A descoberta levanta agora questões importantes, incluindo como os mamíferos podem viver num mundo árido de rocha, gelo e neve, onde as temperaturas nunca ultrapassam o ponto de congelamento e onde há cerca de metade do oxigénio disponível ao nível do mar. Não está claro por que os ratos teriam subido a tais alturas. Há mais de 500 anos, os Incas eram conhecidos por realizar sacrifícios humanos e animais nos cumes de alguns picos andinos. No entanto, os investigadores observam que os ratos mumificados dos cumes dos vulcões não poderiam ter sido transportados para lá pelos Incas, uma vez que nenhum deles tem idade suficiente para ter coexistido com eles.

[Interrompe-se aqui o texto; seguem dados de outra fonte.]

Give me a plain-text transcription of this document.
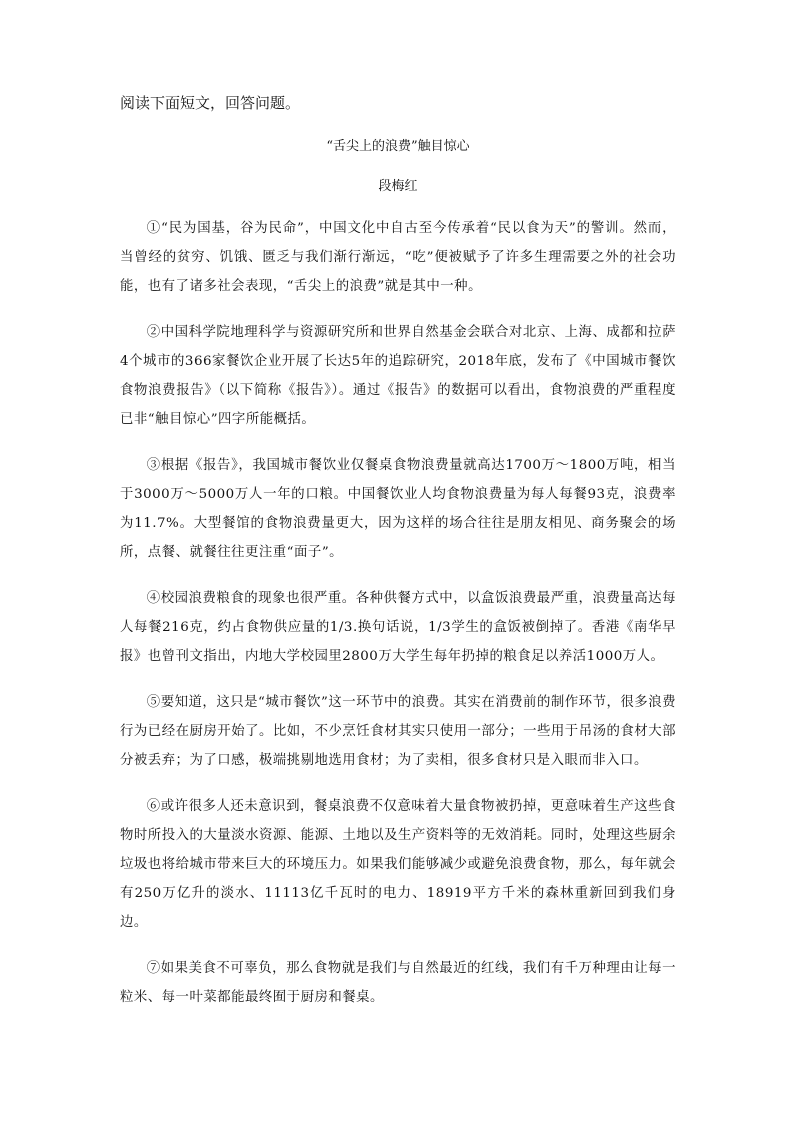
阅读下面短文，回答问题。

“舌尖上的浪费”触目惊心

段梅红

①“民为国基，谷为民命”，中国文化中自古至今传承着“民以食为天”的警训。然而，当曾经的贫穷、饥饿、匮乏与我们渐行渐远，“吃”便被赋予了许多生理需要之外的社会功能，也有了诸多社会表现，“舌尖上的浪费”就是其中一种。

②中国科学院地理科学与资源研究所和世界自然基金会联合对北京、上海、成都和拉萨4个城市的366家餐饮企业开展了长达5年的追踪研究，2018年底，发布了《中国城市餐饮食物浪费报告》（以下简称《报告》）。通过《报告》的数据可以看出，食物浪费的严重程度已非“触目惊心”四字所能概括。

③根据《报告》，我国城市餐饮业仅餐桌食物浪费量就高达1700万～1800万吨，相当于3000万～5000万人一年的口粮。中国餐饮业人均食物浪费量为每人每餐93克，浪费率为11.7%。大型餐馆的食物浪费量更大，因为这样的场合往往是朋友相见、商务聚会的场所，点餐、就餐往往更注重“面子”。

④校园浪费粮食的现象也很严重。各种供餐方式中，以盒饭浪费最严重，浪费量高达每人每餐216克，约占食物供应量的1/3.换句话说，1/3学生的盒饭被倒掉了。香港《南华早报》也曾刊文指出，内地大学校园里2800万大学生每年扔掉的粮食足以养活1000万人。

⑤要知道，这只是“城市餐饮”这一环节中的浪费。其实在消费前的制作环节，很多浪费行为已经在厨房开始了。比如，不少烹饪食材其实只使用一部分；一些用于吊汤的食材大部分被丢弃；为了口感，极端挑剔地选用食材；为了卖相，很多食材只是入眼而非入口。

⑥或许很多人还未意识到，餐桌浪费不仅意味着大量食物被扔掉，更意味着生产这些食物时所投入的大量淡水资源、能源、土地以及生产资料等的无效消耗。同时，处理这些厨余垃圾也将给城市带来巨大的环境压力。如果我们能够减少或避免浪费食物，那么，每年就会有250万亿升的淡水、11113亿千瓦时的电力、18919平方千米的森林重新回到我们身边。

⑦如果美食不可辜负，那么食物就是我们与自然最近的红线，我们有千万种理由让每一粒米、每一叶菜都能最终囿于厨房和餐桌。
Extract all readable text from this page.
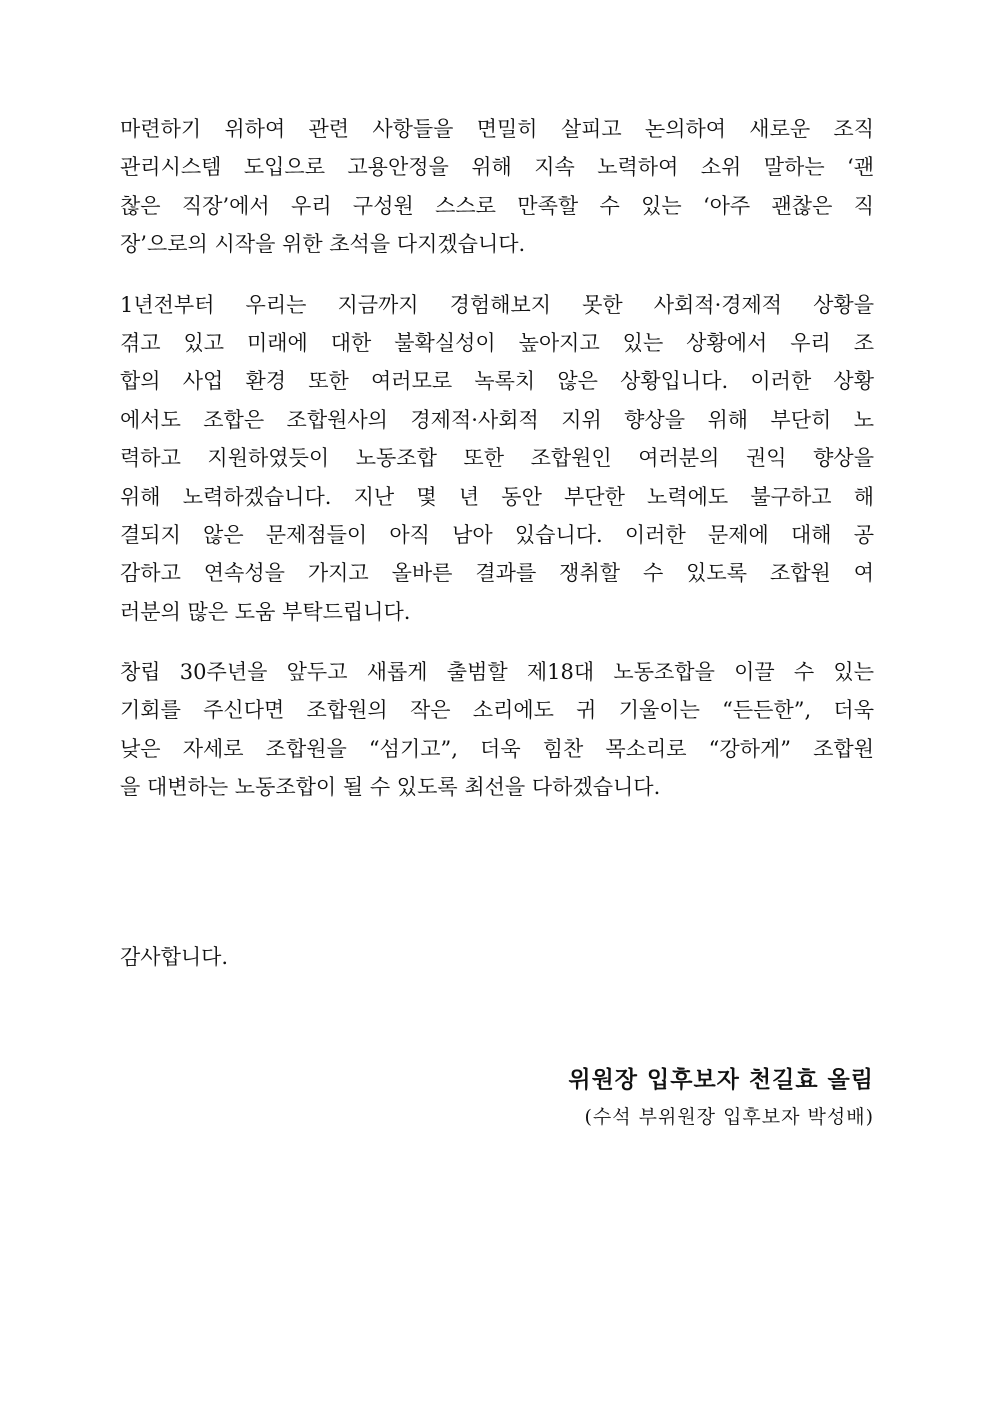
마련하기 위하여 관련 사항들을 면밀히 살피고 논의하여 새로운 조직
관리시스템 도입으로 고용안정을 위해 지속 노력하여 소위 말하는 ‘괜
찮은 직장’에서 우리 구성원 스스로 만족할 수 있는 ‘아주 괜찮은 직
장’으로의 시작을 위한 초석을 다지겠습니다.
1년전부터 우리는 지금까지 경험해보지 못한 사회적·경제적 상황을
겪고 있고 미래에 대한 불확실성이 높아지고 있는 상황에서 우리 조
합의 사업 환경 또한 여러모로 녹록치 않은 상황입니다. 이러한 상황
에서도 조합은 조합원사의 경제적·사회적 지위 향상을 위해 부단히 노
력하고 지원하였듯이 노동조합 또한 조합원인 여러분의 권익 향상을
위해 노력하겠습니다. 지난 몇 년 동안 부단한 노력에도 불구하고 해
결되지 않은 문제점들이 아직 남아 있습니다. 이러한 문제에 대해 공
감하고 연속성을 가지고 올바른 결과를 쟁취할 수 있도록 조합원 여
러분의 많은 도움 부탁드립니다.
창립 30주년을 앞두고 새롭게 출범할 제18대 노동조합을 이끌 수 있는
기회를 주신다면 조합원의 작은 소리에도 귀 기울이는 “든든한”, 더욱
낮은 자세로 조합원을 “섬기고”, 더욱 힘찬 목소리로 “강하게” 조합원
을 대변하는 노동조합이 될 수 있도록 최선을 다하겠습니다.
감사합니다.
위원장 입후보자 천길효 올림
(수석 부위원장 입후보자 박성배)
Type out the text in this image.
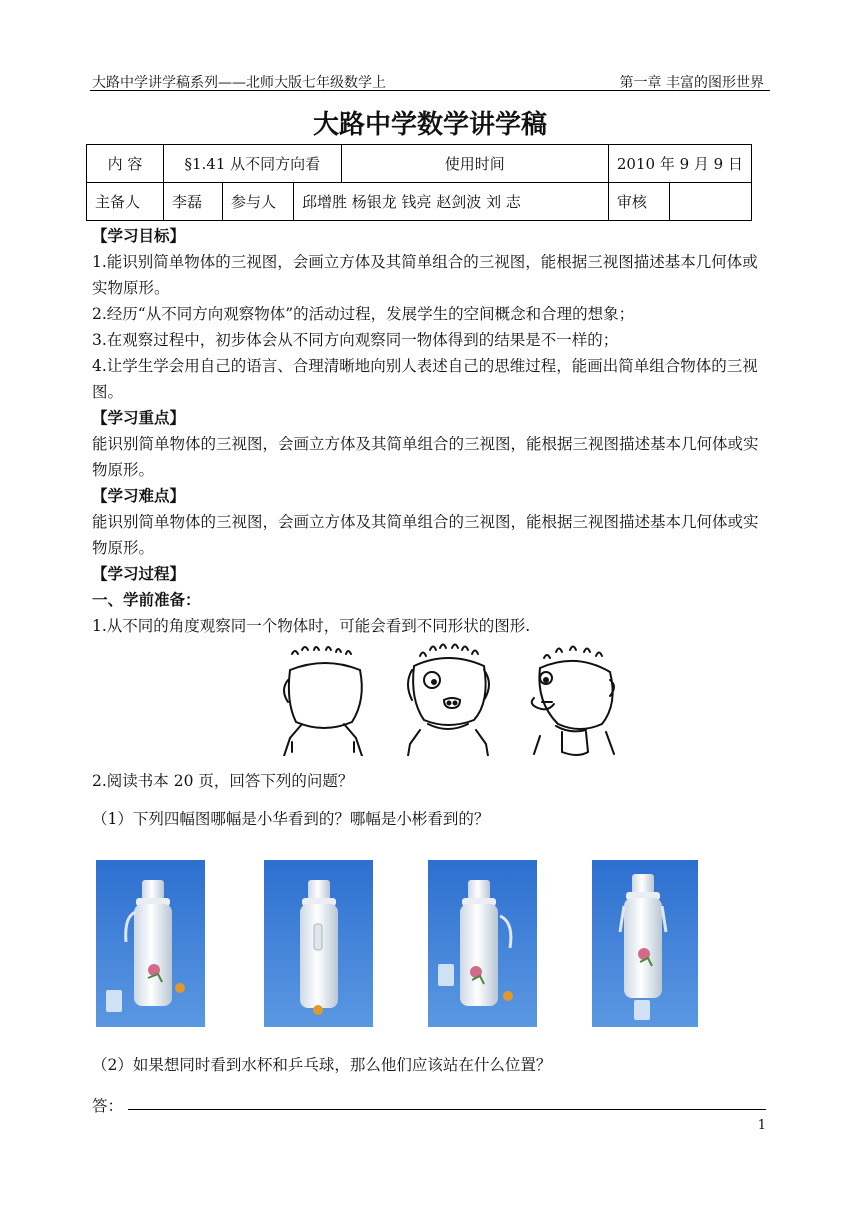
大路中学讲学稿系列——北师大版七年级数学上	第一章 丰富的图形世界
大路中学数学讲学稿
内 容	§1.41 从不同方向看			使用时间	2010 年 9 月 9 日	
主备人	李磊	参与人	邱增胜 杨银龙 钱亮 赵剑波 刘 志		审核	
【学习目标】
1.能识别简单物体的三视图，会画立方体及其简单组合的三视图，能根据三视图描述基本几何体或实物原形。
2.经历“从不同方向观察物体”的活动过程，发展学生的空间概念和合理的想象；
3.在观察过程中，初步体会从不同方向观察同一物体得到的结果是不一样的；
4.让学生学会用自己的语言、合理清晰地向别人表述自己的思维过程，能画出简单组合物体的三视图。
【学习重点】
能识别简单物体的三视图，会画立方体及其简单组合的三视图，能根据三视图描述基本几何体或实物原形。
【学习难点】
能识别简单物体的三视图，会画立方体及其简单组合的三视图，能根据三视图描述基本几何体或实物原形。
【学习过程】
一、学前准备：
1.从不同的角度观察同一个物体时，可能会看到不同形状的图形.
2.阅读书本 20 页，回答下列的问题？
（1）下列四幅图哪幅是小华看到的？哪幅是小彬看到的？
（2）如果想同时看到水杯和乒乓球，那么他们应该站在什么位置？
答：
1
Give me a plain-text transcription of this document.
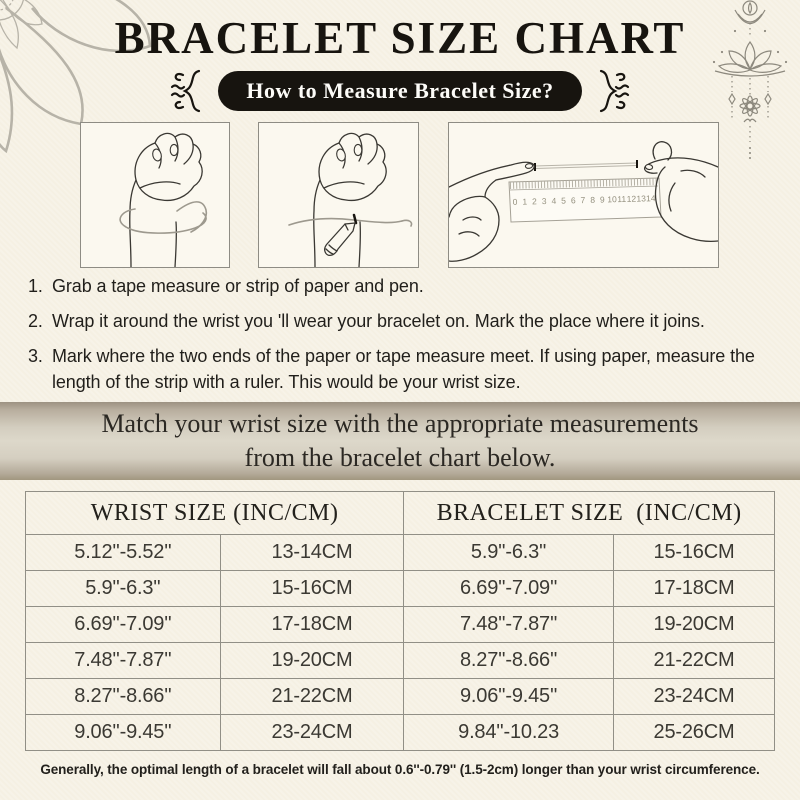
BRACELET SIZE CHART
How to Measure Bracelet Size?
0 1 2 3 4 5 6 7 8 9 10 11 12 13 14
1. Grab a tape measure or strip of paper and pen.
2. Wrap it around the wrist you 'll wear your bracelet on. Mark the place where it joins.
3. Mark where the two ends of the paper or tape measure meet. If using paper, measure the length of the strip with a ruler. This would be your wrist size.
Match your wrist size with the appropriate measurements
from the bracelet chart below.
WRIST SIZE (INC/CM)		BRACELET SIZE  (INC/CM)	
5.12''-5.52''	13-14CM	5.9''-6.3''	15-16CM
5.9''-6.3''	15-16CM	6.69''-7.09''	17-18CM
6.69''-7.09''	17-18CM	7.48''-7.87''	19-20CM
7.48''-7.87''	19-20CM	8.27''-8.66''	21-22CM
8.27''-8.66''	21-22CM	9.06''-9.45''	23-24CM
9.06''-9.45''	23-24CM	9.84''-10.23	25-26CM
Generally, the optimal length of a bracelet will fall about 0.6''-0.79'' (1.5-2cm) longer than your wrist circumference.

No trabalho em curso, os investigadores estão a investigar se os ratos de altitude elevada têm características fisiológicas especiais que lhes permitem sobreviver e funcionar em condições de baixo teor de oxigénio. Eles estão conduzindo experimentos fisiológicos em ratos em cativeiro que foram coletados em altitudes elevadas para descobrir. Eles também continuam suas pesquisas de montanhismo de pequenos mamíferos nos altos picos andinos na Argentina, Bolívia e Chile.

“Com as nossas pesquisas biológicas de montanhismo nos Andes, continuamos fazendo novas descobertas surpreendentes sobre a ecologia de ambientes de altitude extrema”, diz Storz.